I have two totally contradictory thoughts – one suggests that you do something more and the other that you should stop doing all the work and make him step up to plate for a change.
So rather than trying to make sense of why I’m drawn in such opposite directions, I’ll just pitch in and your guts will tell which is the most appropriate response.
I was wondering about your sex life – while you were together and what has happened to your sexual desire during then past two and a half years. It could be that part of the crisis was your husband finding your joint love-making routine and unexciting and worrying that he was destined to nothing more rewarding until he was loaded into his coffin. Hopefully, he’s realised that an emotional affair and destroying everything that you’ve shared together is not the answer to his problems. However, he’s stopped from committing or feeling love because he fears he would be signing up for years of OK rather than passionate lovemaking. So what should you do?
Think about the sort of sex life you’d like and tell him how you’d like things to be (because forties and fifties is the golden times for love making as we need to know ourselves before we can properly sexually communicate).
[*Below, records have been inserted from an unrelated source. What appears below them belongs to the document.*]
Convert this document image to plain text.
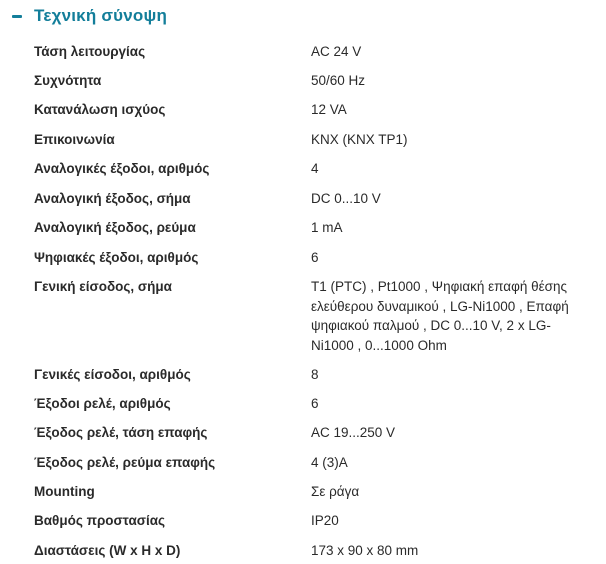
Τεχνική σύνοψη
Τάση λειτουργίας	AC 24 V
Συχνότητα	50/60 Hz
Κατανάλωση ισχύος	12 VA
Επικοινωνία	KNX (KNX TP1)
Αναλογικές έξοδοι, αριθμός	4
Αναλογική έξοδος, σήμα	DC 0...10 V
Αναλογική έξοδος, ρεύμα	1 mA
Ψηφιακές έξοδοι, αριθμός	6
Γενική είσοδος, σήμα	T1 (PTC) , Pt1000 , Ψηφιακή επαφή θέσης ελεύθερου δυναμικού , LG-Ni1000 , Επαφή ψηφιακού παλμού , DC 0...10 V, 2 x LG-Ni1000 , 0...1000 Ohm
Γενικές είσοδοι, αριθμός	8
Έξοδοι ρελέ, αριθμός	6
Έξοδος ρελέ, τάση επαφής	AC 19...250 V
Έξοδος ρελέ, ρεύμα επαφής	4 (3)A
Mounting	Σε ράγα
Βαθμός προστασίας	IP20
Διαστάσεις (W x H x D)	173 x 90 x 80 mm
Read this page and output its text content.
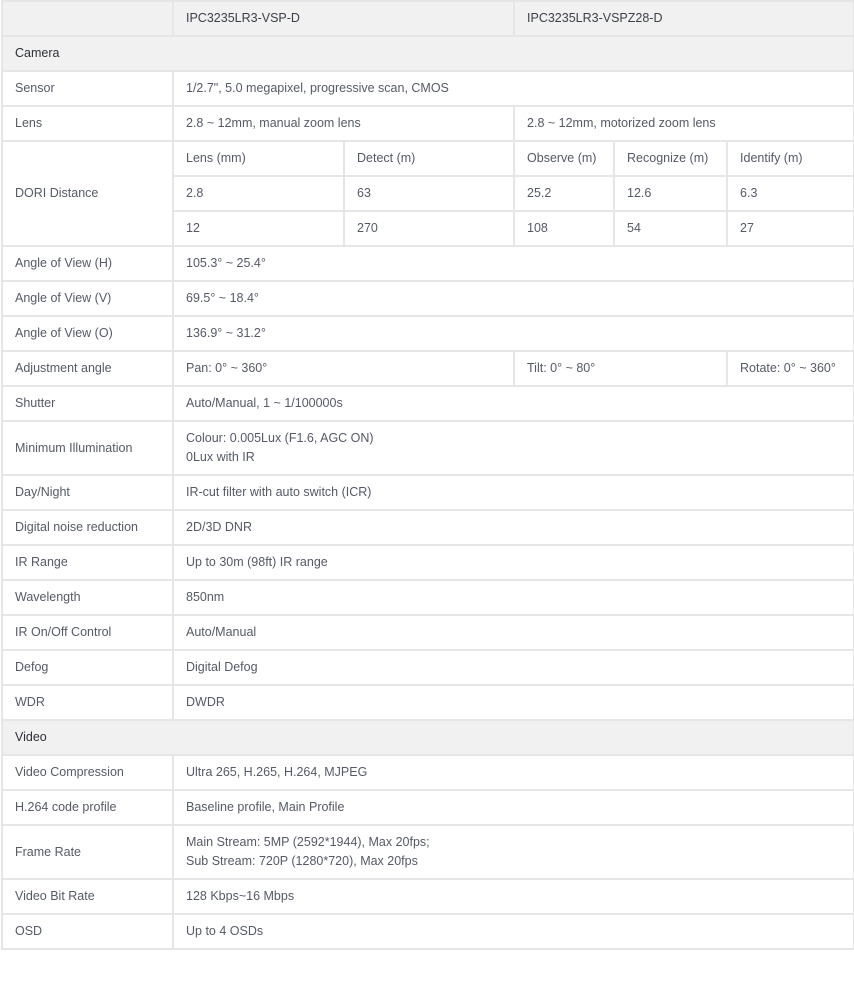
	IPC3235LR3-VSP-D		IPC3235LR3-VSPZ28-D		
Camera					
Sensor	1/2.7", 5.0 megapixel, progressive scan, CMOS				
Lens	2.8 ~ 12mm, manual zoom lens		2.8 ~ 12mm, motorized zoom lens		
DORI Distance	Lens (mm)	Detect (m)	Observe (m)	Recognize (m)	Identify (m)
	2.8	63	25.2	12.6	6.3
	12	270	108	54	27
Angle of View (H)	105.3° ~ 25.4°				
Angle of View (V)	69.5° ~ 18.4°				
Angle of View (O)	136.9° ~ 31.2°				
Adjustment angle	Pan: 0° ~ 360°		Tilt: 0° ~ 80°		Rotate: 0° ~ 360°
Shutter	Auto/Manual, 1 ~ 1/100000s				
Minimum Illumination	Colour: 0.005Lux (F1.6, AGC ON)
0Lux with IR				

Day/Night	IR-cut filter with auto switch (ICR)				
Digital noise reduction	2D/3D DNR				
IR Range	Up to 30m (98ft) IR range				
Wavelength	850nm				
IR On/Off Control	Auto/Manual				
Defog	Digital Defog				
WDR	DWDR				
Video					
Video Compression	Ultra 265, H.265, H.264, MJPEG				
H.264 code profile	Baseline profile, Main Profile				
Frame Rate	Main Stream: 5MP (2592*1944), Max 20fps;
Sub Stream: 720P (1280*720), Max 20fps				

Video Bit Rate	128 Kbps~16 Mbps				
OSD	Up to 4 OSDs				
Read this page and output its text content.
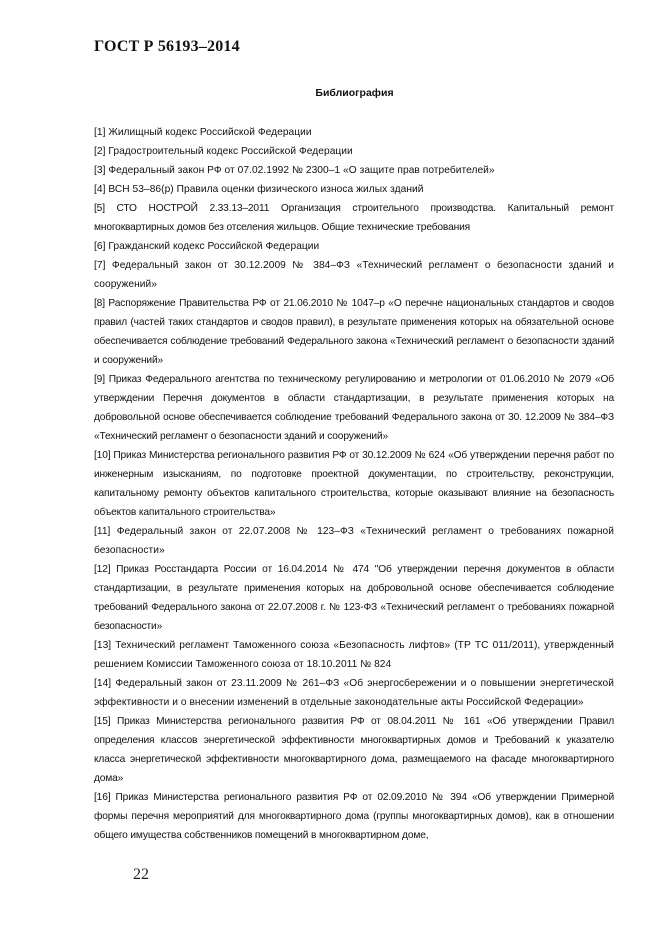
ГОСТ Р 56193–2014
Библиография

[1] Жилищный кодекс Российской Федерации

[2] Градостроительный кодекс Российской Федерации

[3] Федеральный закон РФ от 07.02.1992 № 2300–1 «О защите прав потребителей»

[4] ВСН 53–86(р) Правила оценки физического износа жилых зданий

[5] СТО НОСТРОЙ 2.33.13–2011 Организация строительного производства. Капитальный ремонт многоквартирных домов без отселения жильцов. Общие технические требования

[6] Гражданский кодекс Российской Федерации

[7] Федеральный закон от 30.12.2009 № 384–ФЗ «Технический регламент о безопасности зданий и сооружений»

[8] Распоряжение Правительства РФ от 21.06.2010 № 1047–р «О перечне национальных стандартов и сводов правил (частей таких стандартов и сводов правил), в результате применения которых на обязательной основе обеспечивается соблюдение требований Федерального закона «Технический регламент о безопасности зданий и сооружений»

[9] Приказ Федерального агентства по техническому регулированию и метрологии от 01.06.2010 № 2079 «Об утверждении Перечня документов в области стандартизации, в результате применения которых на добровольной основе обеспечивается соблюдение требований Федерального закона от 30. 12.2009 № 384–ФЗ «Технический регламент о безопасности зданий и сооружений»

[10] Приказ Министерства регионального развития РФ от 30.12.2009 № 624 «Об утверждении перечня работ по инженерным изысканиям, по подготовке проектной документации, по строительству, реконструкции, капитальному ремонту объектов капитального строительства, которые оказывают влияние на безопасность объектов капитального строительства»

[11] Федеральный закон от 22.07.2008 № 123–ФЗ «Технический регламент о требованиях пожарной безопасности»

[12] Приказ Росстандарта России от 16.04.2014 № 474 "Об утверждении перечня документов в области стандартизации, в результате применения которых на добровольной основе обеспечивается соблюдение требований Федерального закона от 22.07.2008 г. № 123-ФЗ «Технический регламент о требованиях пожарной безопасности»

[13] Технический регламент Таможенного союза «Безопасность лифтов» (ТР ТС 011/2011), утвержденный решением Комиссии Таможенного союза от 18.10.2011 № 824

[14] Федеральный закон от 23.11.2009 № 261–ФЗ «Об энергосбережении и о повышении энергетической эффективности и о внесении изменений в отдельные законодательные акты Российской Федерации»

[15] Приказ Министерства регионального развития РФ от 08.04.2011 № 161 «Об утверждении Правил определения классов энергетической эффективности многоквартирных домов и Требований к указателю класса энергетической эффективности многоквартирного дома, размещаемого на фасаде многоквартирного дома»

[16] Приказ Министерства регионального развития РФ от 02.09.2010 № 394 «Об утверждении Примерной формы перечня мероприятий для многоквартирного дома (группы многоквартирных домов), как в отношении общего имущества собственников помещений в многоквартирном доме,

22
If you’re feeling bold, you could even flirt.
However, this might seem to exposing. After all you’ve done all the work up to now and he’s given you not that much encouragement. So I would not be surprised if you decided to step back. Sometimes it is impossible for the ILYB partner to commit because their partner has been ‘holding’ all that responsibility. After all, it takes two to make a relationship, so possibly its up to him to make the next move.
So two diametrically opposed thoughts…. now it’s over to you.